Nossa fé mais profunda, oblitera as sanhas oligarcas, exalta o sonho dos ribeirinhos. Antigos impérios patriarcais, clãs opressores e dinastias totalitárias aqui deram lugar a solidariedades comunitárias, canções conjuntas e partilhas do pão entre iguais.

Aqui, na vida ainda há desideratos: há sonho que desenha-se nas redes do pescador, há desejo no rasto da canoa, há mistério no tapete de estrelinhas alvacentas que o luar tece sobre a foz do Velho Chico.

Aqui o capitalismo foi devorado e regurgitado como pacto social.

Fora fardas! Fora fardos! Fora feudos! Fora fraturas de futuros!

Adeus tropas, patrulhas e pelotões! Bem-vindos saraus, tertúlias e folguedos!

 

No lado certo da história

Em nosso brasão brasiliaco, cabem o verde-amarelo, tanto quanto o vermelhusco coruscante, rubro pau-brasil, encarnado Brasil. É também, o fim do arco-íris. 

Aqui a (r)evolução já aconteceu. E, contamina, penetra, expande, pois a senha de nossa cidadania chama-se: afetividade!

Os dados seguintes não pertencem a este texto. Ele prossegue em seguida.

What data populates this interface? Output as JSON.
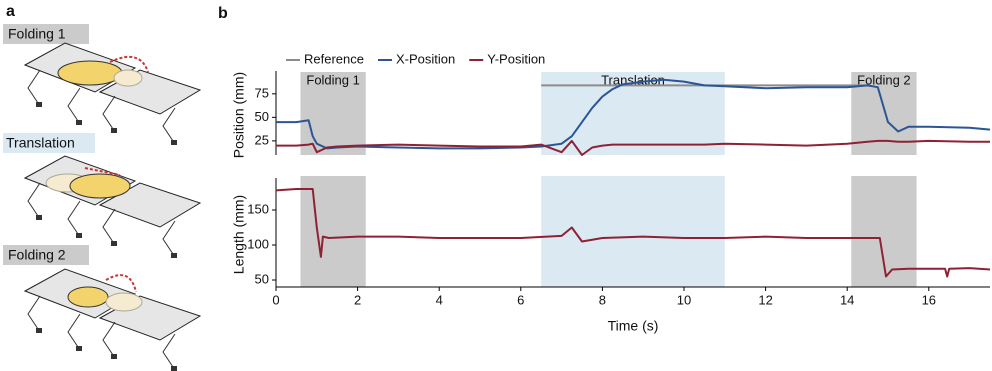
{
  "panel_a": {
    "label": "a",
    "steps": [
      "Folding 1",
      "Translation",
      "Folding 2"
    ]
  },
  "panel_b": {
    "label": "b"
  },
  "chart_data": [
    {
      "type": "line",
      "ylabel": "Position (mm)",
      "x": [
        0,
        0.5,
        0.8,
        0.9,
        1,
        1.25,
        1.5,
        2,
        3,
        4,
        5,
        6,
        6.5,
        7,
        7.25,
        7.5,
        7.75,
        8,
        8.25,
        8.5,
        9,
        9.5,
        10,
        10.5,
        11,
        12,
        13,
        14,
        14.5,
        14.75,
        15,
        15.25,
        15.5,
        16,
        17,
        17.5
      ],
      "series": [
        {
          "name": "Reference",
          "color": "#8c8c8c",
          "values": [
            null,
            null,
            null,
            null,
            null,
            null,
            null,
            null,
            null,
            null,
            null,
            null,
            84,
            84,
            84,
            84,
            84,
            84,
            84,
            84,
            84,
            84,
            84,
            84,
            84,
            84,
            84,
            84,
            84,
            null,
            null,
            null,
            null,
            null,
            null,
            null
          ]
        },
        {
          "name": "X-Position",
          "color": "#2b5594",
          "values": [
            45,
            45,
            47,
            30,
            22,
            17,
            18,
            19,
            18,
            17,
            17,
            18,
            19,
            22,
            30,
            45,
            60,
            72,
            80,
            85,
            88,
            90,
            88,
            84,
            83,
            81,
            82,
            82,
            84,
            82,
            45,
            35,
            40,
            40,
            39,
            37
          ]
        },
        {
          "name": "Y-Position",
          "color": "#8e2234",
          "values": [
            20,
            20,
            21,
            22,
            13,
            18,
            19,
            20,
            21,
            20,
            19,
            19,
            21,
            13,
            25,
            10,
            18,
            20,
            21,
            21,
            21,
            21,
            21,
            21,
            22,
            21,
            20,
            22,
            24,
            25,
            25,
            24,
            24,
            25,
            24,
            24
          ]
        }
      ],
      "regions": [
        {
          "label": "Folding 1",
          "start": 0.6,
          "end": 2.2,
          "color": "#cbcbcb"
        },
        {
          "label": "Translation",
          "start": 6.5,
          "end": 11,
          "color": "#dbe9f3"
        },
        {
          "label": "Folding 2",
          "start": 14.1,
          "end": 15.7,
          "color": "#cbcbcb"
        }
      ],
      "xlim": [
        0,
        17.5
      ],
      "ylim": [
        10,
        95
      ],
      "yticks": [
        25,
        50,
        75
      ],
      "legend": "top-left"
    },
    {
      "type": "line",
      "ylabel": "Length (mm)",
      "xlabel": "Time (s)",
      "x": [
        0,
        0.5,
        0.9,
        1.0,
        1.1,
        1.15,
        1.3,
        2,
        3,
        4,
        5,
        6,
        7,
        7.25,
        7.5,
        8,
        9,
        10,
        11,
        12,
        13,
        14,
        14.5,
        14.8,
        14.95,
        15.1,
        15.5,
        16,
        16.4,
        16.45,
        16.5,
        17,
        17.5
      ],
      "series": [
        {
          "name": "Length",
          "color": "#8e2234",
          "values": [
            178,
            180,
            180,
            125,
            83,
            112,
            110,
            112,
            112,
            110,
            110,
            110,
            113,
            125,
            105,
            110,
            112,
            110,
            110,
            112,
            110,
            110,
            110,
            110,
            55,
            65,
            66,
            66,
            66,
            55,
            66,
            67,
            65
          ]
        }
      ],
      "xlim": [
        0,
        17.5
      ],
      "ylim": [
        40,
        190
      ],
      "xticks": [
        0,
        2,
        4,
        6,
        8,
        10,
        12,
        14,
        16
      ],
      "yticks": [
        50,
        100,
        150
      ]
    }
  ]
}
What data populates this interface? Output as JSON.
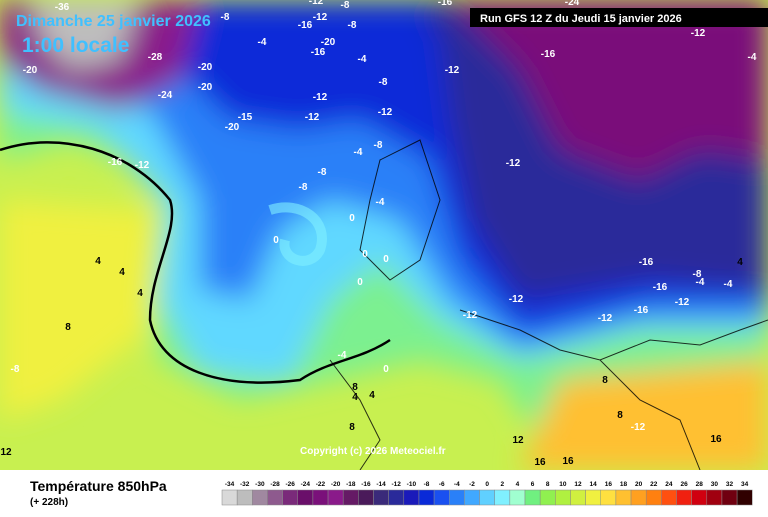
{
  "header": {
    "date": "Dimanche 25 janvier 2026",
    "time": "1:00 locale",
    "run": "Run GFS 12 Z du Jeudi 15 janvier 2026"
  },
  "footer": {
    "title": "Température 850hPa",
    "lead": "(+ 228h)",
    "copyright": "Copyright (c) 2026 Meteociel.fr"
  },
  "contour_labels": [
    -36,
    -8,
    -12,
    -8,
    -16,
    -24,
    -12,
    -4,
    -16,
    -20,
    -16,
    -28,
    -20,
    -12,
    -8,
    -20,
    -24,
    -20,
    -15,
    -20,
    -12,
    -12,
    -16,
    -12,
    -4,
    -4,
    -8,
    -12,
    -8,
    -8,
    -4,
    -8,
    -12,
    -16,
    0,
    0,
    -4,
    0,
    0,
    0,
    4,
    4,
    4,
    8,
    -8,
    0,
    -4,
    8,
    8,
    8,
    12,
    16,
    16,
    16,
    -12,
    -12,
    -12,
    -12,
    -16,
    -16,
    -12,
    -16,
    -8,
    -4,
    -4,
    4,
    4,
    8,
    12,
    -12,
    4
  ],
  "colorbar": {
    "ticks": [
      -34,
      -32,
      -30,
      -28,
      -26,
      -24,
      -22,
      -20,
      -18,
      -16,
      -14,
      -12,
      -10,
      -8,
      -6,
      -4,
      -2,
      0,
      2,
      4,
      6,
      8,
      10,
      12,
      14,
      16,
      18,
      20,
      22,
      24,
      26,
      28,
      30,
      32,
      34
    ],
    "colors": [
      "#d9d9d9",
      "#bdbdbd",
      "#a088a0",
      "#8e5a8e",
      "#7a2a7a",
      "#6a0f6a",
      "#7a107a",
      "#8a1a8a",
      "#651a65",
      "#4a1a5a",
      "#3a2a7a",
      "#2a2a9a",
      "#1a1aba",
      "#0a2ad8",
      "#1a50f0",
      "#2a80f8",
      "#40a8ff",
      "#60d0ff",
      "#80f0ff",
      "#a0ffd0",
      "#70f080",
      "#90f050",
      "#b0f040",
      "#d0f040",
      "#f0f040",
      "#ffe040",
      "#ffc030",
      "#ffa020",
      "#ff8010",
      "#ff5010",
      "#f02010",
      "#d00010",
      "#a00010",
      "#700010",
      "#300000"
    ]
  }
}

A elite não é eleita: a política poética à ética pacífica, da verve artística ao idílio utópico.

O vizinho nos fortalece pois nossa rua é uma pequena pátria. Quem nos visita, em lume sublime ilumina-se.

Nosso estar no mundo contagia, sutilmente poliniza outras pólis, outros povos, país adentro, Brasil afora.